Pour en savoir plus sur le leadership des femmes, voir le Rapport du Secrétaire général des Nations Unies

Dans le cadre du processus de consolidation de la paix en Côte d’Ivoire, ONU Femmes et l’UNICEF, en partenariat avec le ministère de la Femme, de la Famille et de l’Enfant (MFFE) a lancé en 2017 un projet visant à ce que les femmes et des filles deviennent des actrices de la prévention des conflits par le biais de réseaux d’alerte précoce et d’information. Le programme visait à réduire les tensions politiques et ethniques au niveau communautaire, tout en formant les femmes et les jeunes à la médiation, au dialogue, à la cohésion sociale et à la prévention de la violence basée sur le genre.

Utilisation de la médiation pour prévenir l’escalade de la violence dans les familles et les communautés

Un réseau de plus de 500 femmes médiatrices de la paix a vu le jour, rassemblant des femmes de tous âges et de toutes origines dans 10 différentes régions du pays. Beaucoup de ces femmes étaient déjà connues comme dirigeantes communautaires ou comme membres d’organisations de la société civile au niveau local. D’autres ont découvert leur potentiel en participant aux sessions de formation.

« En général, [les femmes] sont marginalisées et ne participent pas aux réunions importantes durant lesquelles les hommes prennent les décisions. Et il est très difficile de faire comprendre aux femmes qu’elles peuvent et doivent également participer, et que les hommes doivent [faire] de la place pour elles. »

Le réseau a été lancé en tant qu’initiative du système des Nations Unies, et il a rapidement pris de l’élan. Les femmes ont commencé à s’organiser aux niveaux régional et national. Elles ont ainsi obtenu le respect et la reconnaissance dans leurs communautés comme agentes de la paix et de la stabilité. Les autorités traditionnelles, les représentants du MFFE, le gouvernement, la commission électorale, les partis politiques et les journalistes ont commencé à se tourner vers elles pour obtenir des conseils, des informations et de l’aide quand surgissaient des conflits locaux ou des problèmes communautaires.
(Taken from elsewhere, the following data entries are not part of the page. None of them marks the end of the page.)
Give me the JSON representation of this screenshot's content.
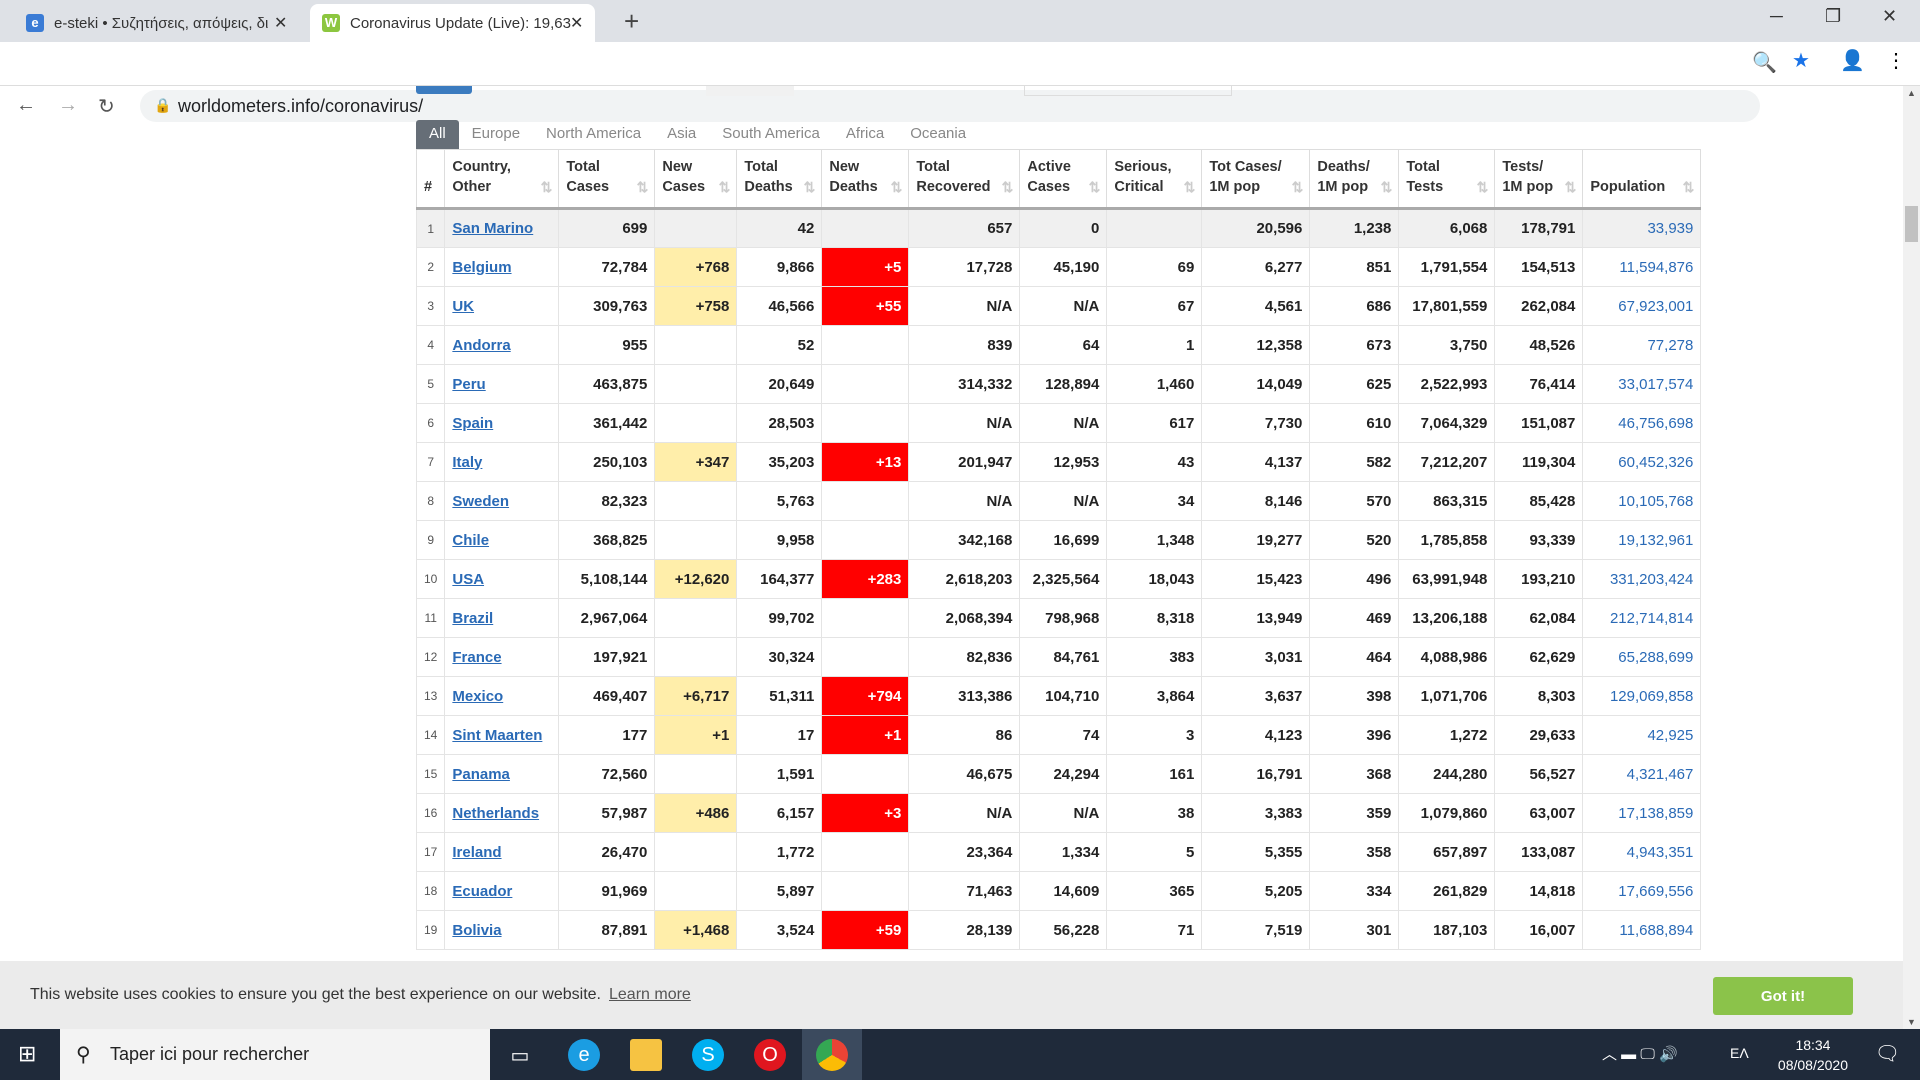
{
  "browser": {
    "tabs": [
      {
        "title": "e-steki • Συζητήσεις, απόψεις, δι",
        "favicon": "e-steki-icon"
      },
      {
        "title": "Coronavirus Update (Live): 19,63",
        "favicon": "worldometers-icon"
      }
    ],
    "url": "worldometers.info/coronavirus/"
  },
  "region_tabs": [
    "All",
    "Europe",
    "North America",
    "Asia",
    "South America",
    "Africa",
    "Oceania"
  ],
  "headers": [
    [
      "#",
      ""
    ],
    [
      "Country,",
      "Other"
    ],
    [
      "Total",
      "Cases"
    ],
    [
      "New",
      "Cases"
    ],
    [
      "Total",
      "Deaths"
    ],
    [
      "New",
      "Deaths"
    ],
    [
      "Total",
      "Recovered"
    ],
    [
      "Active",
      "Cases"
    ],
    [
      "Serious,",
      "Critical"
    ],
    [
      "Tot Cases/",
      "1M pop"
    ],
    [
      "Deaths/",
      "1M pop"
    ],
    [
      "Total",
      "Tests"
    ],
    [
      "Tests/",
      "1M pop"
    ],
    [
      "",
      "Population"
    ]
  ],
  "rows": [
    [
      "1",
      "San Marino",
      "699",
      "",
      "42",
      "",
      "657",
      "0",
      "",
      "20,596",
      "1,238",
      "6,068",
      "178,791",
      "33,939"
    ],
    [
      "2",
      "Belgium",
      "72,784",
      "+768",
      "9,866",
      "+5",
      "17,728",
      "45,190",
      "69",
      "6,277",
      "851",
      "1,791,554",
      "154,513",
      "11,594,876"
    ],
    [
      "3",
      "UK",
      "309,763",
      "+758",
      "46,566",
      "+55",
      "N/A",
      "N/A",
      "67",
      "4,561",
      "686",
      "17,801,559",
      "262,084",
      "67,923,001"
    ],
    [
      "4",
      "Andorra",
      "955",
      "",
      "52",
      "",
      "839",
      "64",
      "1",
      "12,358",
      "673",
      "3,750",
      "48,526",
      "77,278"
    ],
    [
      "5",
      "Peru",
      "463,875",
      "",
      "20,649",
      "",
      "314,332",
      "128,894",
      "1,460",
      "14,049",
      "625",
      "2,522,993",
      "76,414",
      "33,017,574"
    ],
    [
      "6",
      "Spain",
      "361,442",
      "",
      "28,503",
      "",
      "N/A",
      "N/A",
      "617",
      "7,730",
      "610",
      "7,064,329",
      "151,087",
      "46,756,698"
    ],
    [
      "7",
      "Italy",
      "250,103",
      "+347",
      "35,203",
      "+13",
      "201,947",
      "12,953",
      "43",
      "4,137",
      "582",
      "7,212,207",
      "119,304",
      "60,452,326"
    ],
    [
      "8",
      "Sweden",
      "82,323",
      "",
      "5,763",
      "",
      "N/A",
      "N/A",
      "34",
      "8,146",
      "570",
      "863,315",
      "85,428",
      "10,105,768"
    ],
    [
      "9",
      "Chile",
      "368,825",
      "",
      "9,958",
      "",
      "342,168",
      "16,699",
      "1,348",
      "19,277",
      "520",
      "1,785,858",
      "93,339",
      "19,132,961"
    ],
    [
      "10",
      "USA",
      "5,108,144",
      "+12,620",
      "164,377",
      "+283",
      "2,618,203",
      "2,325,564",
      "18,043",
      "15,423",
      "496",
      "63,991,948",
      "193,210",
      "331,203,424"
    ],
    [
      "11",
      "Brazil",
      "2,967,064",
      "",
      "99,702",
      "",
      "2,068,394",
      "798,968",
      "8,318",
      "13,949",
      "469",
      "13,206,188",
      "62,084",
      "212,714,814"
    ],
    [
      "12",
      "France",
      "197,921",
      "",
      "30,324",
      "",
      "82,836",
      "84,761",
      "383",
      "3,031",
      "464",
      "4,088,986",
      "62,629",
      "65,288,699"
    ],
    [
      "13",
      "Mexico",
      "469,407",
      "+6,717",
      "51,311",
      "+794",
      "313,386",
      "104,710",
      "3,864",
      "3,637",
      "398",
      "1,071,706",
      "8,303",
      "129,069,858"
    ],
    [
      "14",
      "Sint Maarten",
      "177",
      "+1",
      "17",
      "+1",
      "86",
      "74",
      "3",
      "4,123",
      "396",
      "1,272",
      "29,633",
      "42,925"
    ],
    [
      "15",
      "Panama",
      "72,560",
      "",
      "1,591",
      "",
      "46,675",
      "24,294",
      "161",
      "16,791",
      "368",
      "244,280",
      "56,527",
      "4,321,467"
    ],
    [
      "16",
      "Netherlands",
      "57,987",
      "+486",
      "6,157",
      "+3",
      "N/A",
      "N/A",
      "38",
      "3,383",
      "359",
      "1,079,860",
      "63,007",
      "17,138,859"
    ],
    [
      "17",
      "Ireland",
      "26,470",
      "",
      "1,772",
      "",
      "23,364",
      "1,334",
      "5",
      "5,355",
      "358",
      "657,897",
      "133,087",
      "4,943,351"
    ],
    [
      "18",
      "Ecuador",
      "91,969",
      "",
      "5,897",
      "",
      "71,463",
      "14,609",
      "365",
      "5,205",
      "334",
      "261,829",
      "14,818",
      "17,669,556"
    ],
    [
      "19",
      "Bolivia",
      "87,891",
      "+1,468",
      "3,524",
      "+59",
      "28,139",
      "56,228",
      "71",
      "7,519",
      "301",
      "187,103",
      "16,007",
      "11,688,894"
    ]
  ],
  "colors": {
    "new_cases_bg": "#ffeeaa",
    "new_deaths_bg": "#ff0000",
    "link": "#2a6ab6",
    "accept": "#8bc34a"
  },
  "cookie": {
    "text": "This website uses cookies to ensure you get the best experience on our website.",
    "learn_more": "Learn more",
    "accept": "Got it!"
  },
  "taskbar": {
    "search_placeholder": "Taper ici pour rechercher",
    "lang": "EΛ",
    "time": "18:34",
    "date": "08/08/2020"
  }
}
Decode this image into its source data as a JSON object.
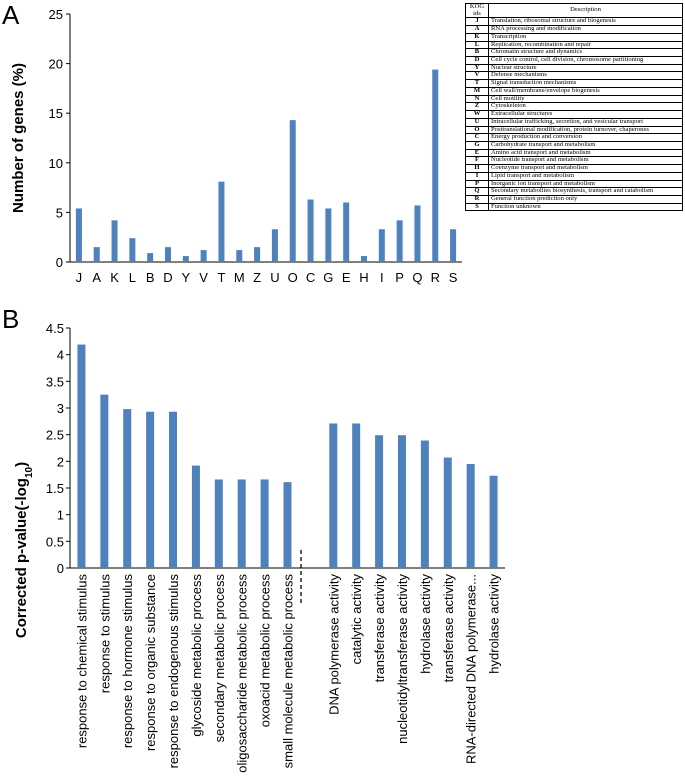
{
  "panels": {
    "a_label": "A",
    "b_label": "B"
  },
  "chart_data": [
    {
      "type": "bar",
      "title": "",
      "xlabel": "",
      "ylabel": "Number of genes (%)",
      "ylim": [
        0,
        25
      ],
      "yticks": [
        0,
        5,
        10,
        15,
        20,
        25
      ],
      "categories": [
        "J",
        "A",
        "K",
        "L",
        "B",
        "D",
        "Y",
        "V",
        "T",
        "M",
        "Z",
        "U",
        "O",
        "C",
        "G",
        "E",
        "H",
        "I",
        "P",
        "Q",
        "R",
        "S"
      ],
      "values": [
        5.4,
        1.5,
        4.2,
        2.4,
        0.9,
        1.5,
        0.6,
        1.2,
        8.1,
        1.2,
        1.5,
        3.3,
        14.3,
        6.3,
        5.4,
        6.0,
        0.6,
        3.3,
        4.2,
        5.7,
        19.4,
        3.3
      ]
    },
    {
      "type": "bar",
      "title": "",
      "xlabel": "",
      "ylabel_main": "Corrected p-value(-log",
      "ylabel_sub": "10",
      "ylabel_close": ")",
      "ylim": [
        0,
        4.5
      ],
      "yticks": [
        "0",
        "0.5",
        "1",
        "1.5",
        "2",
        "2.5",
        "3",
        "3.5",
        "4",
        "4.5"
      ],
      "categories": [
        "response to chemical stimulus",
        "response to stimulus",
        "response to hormone stimulus",
        "response to organic substance",
        "response to endogenous stimulus",
        "glycoside metabolic process",
        "secondary metabolic process",
        "oligosaccharide metabolic process",
        "oxoacid metabolic process",
        "small molecule metabolic process",
        "DNA polymerase activity",
        "catalytic activity",
        "transferase activity",
        "nucleotidyltransferase activity",
        "hydrolase activity",
        "transferase activity",
        "RNA-directed DNA polymerase...",
        "hydrolase activity"
      ],
      "values": [
        4.19,
        3.25,
        2.98,
        2.93,
        2.93,
        1.92,
        1.66,
        1.66,
        1.66,
        1.61,
        2.71,
        2.71,
        2.49,
        2.49,
        2.39,
        2.07,
        1.95,
        1.73
      ]
    }
  ],
  "kog_table": {
    "header_ids": "KOG ids",
    "header_desc": "Description",
    "rows": [
      {
        "id": "J",
        "desc": "Translation, ribosomal structure and biogenesis"
      },
      {
        "id": "A",
        "desc": "RNA processing and modification"
      },
      {
        "id": "K",
        "desc": "Transcription"
      },
      {
        "id": "L",
        "desc": "Replication, recombination and repair"
      },
      {
        "id": "B",
        "desc": "Chromatin structure and dynamics"
      },
      {
        "id": "D",
        "desc": "Cell cycle control, cell division, chromosome partitioning"
      },
      {
        "id": "Y",
        "desc": "Nuclear structure"
      },
      {
        "id": "V",
        "desc": "Defense mechanisms"
      },
      {
        "id": "T",
        "desc": "Signal transduction mechanisms"
      },
      {
        "id": "M",
        "desc": "Cell wall/membrane/envelope biogenesis"
      },
      {
        "id": "N",
        "desc": "Cell motility"
      },
      {
        "id": "Z",
        "desc": "Cytoskeleton"
      },
      {
        "id": "W",
        "desc": "Extracellular structures"
      },
      {
        "id": "U",
        "desc": "Intracellular trafficking, secretion, and vesicular transport"
      },
      {
        "id": "O",
        "desc": "Posttranslational modification, protein turnover, chaperones"
      },
      {
        "id": "C",
        "desc": "Energy production and conversion"
      },
      {
        "id": "G",
        "desc": "Carbohydrate transport and metabolism"
      },
      {
        "id": "E",
        "desc": "Amino acid transport and metabolism"
      },
      {
        "id": "F",
        "desc": "Nucleotide transport and metabolism"
      },
      {
        "id": "H",
        "desc": "Coenzyme transport and metabolism"
      },
      {
        "id": "I",
        "desc": "Lipid transport and metabolism"
      },
      {
        "id": "P",
        "desc": "Inorganic ion transport and metabolism"
      },
      {
        "id": "Q",
        "desc": "Secondary metabolites biosynthesis, transport and catabolism"
      },
      {
        "id": "R",
        "desc": "General function prediction only"
      },
      {
        "id": "S",
        "desc": "Function unknown"
      }
    ]
  },
  "colors": {
    "bar": "#4f81bd",
    "axis": "#000000"
  }
}
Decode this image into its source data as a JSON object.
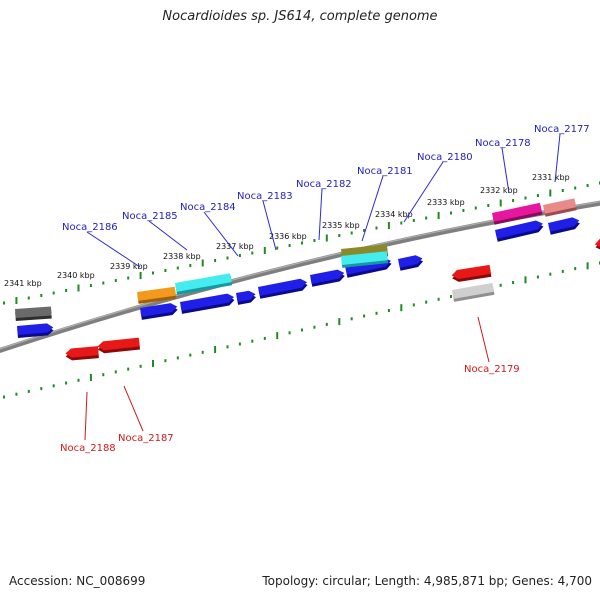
{
  "title": "Nocardioides sp. JS614, complete genome",
  "footer": {
    "accession": "Accession: NC_008699",
    "summary": "Topology: circular; Length: 4,985,871 bp; Genes: 4,700"
  },
  "colors": {
    "backbone": "#7f7f7f",
    "ticks": "#1f8c1f",
    "forward_label": "#1f1fbf",
    "reverse_label": "#d11a1a",
    "leader_forward": "#2a2ad4",
    "leader_reverse": "#d11a1a"
  },
  "ruler": {
    "unit": "kbp",
    "labels": [
      "2341 kbp",
      "2340 kbp",
      "2339 kbp",
      "2338 kbp",
      "2337 kbp",
      "2336 kbp",
      "2335 kbp",
      "2334 kbp",
      "2333 kbp",
      "2332 kbp",
      "2331 kbp"
    ]
  },
  "gene_labels": {
    "forward": [
      "Noca_2186",
      "Noca_2185",
      "Noca_2184",
      "Noca_2183",
      "Noca_2182",
      "Noca_2181",
      "Noca_2180",
      "Noca_2178",
      "Noca_2177"
    ],
    "reverse": [
      "Noca_2188",
      "Noca_2187",
      "Noca_2179"
    ]
  },
  "feature_colors": [
    "blue",
    "red",
    "orange",
    "cyan",
    "olive",
    "magenta",
    "pink",
    "gray",
    "silver"
  ]
}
« Mon travail consiste à écouter tout le monde et à essayer d’offrir un soutien en empêchant les petits conflits de prendre de l’ampleur », explique Fanta Diamande, qui est souvent consultée par les autorités.

Graduellement, le réseau est également devenu un point de référence clé pour les survivantes et survivants de la violence basée sur le genre et leurs familles, surtout dans les cas de viols d’enfants.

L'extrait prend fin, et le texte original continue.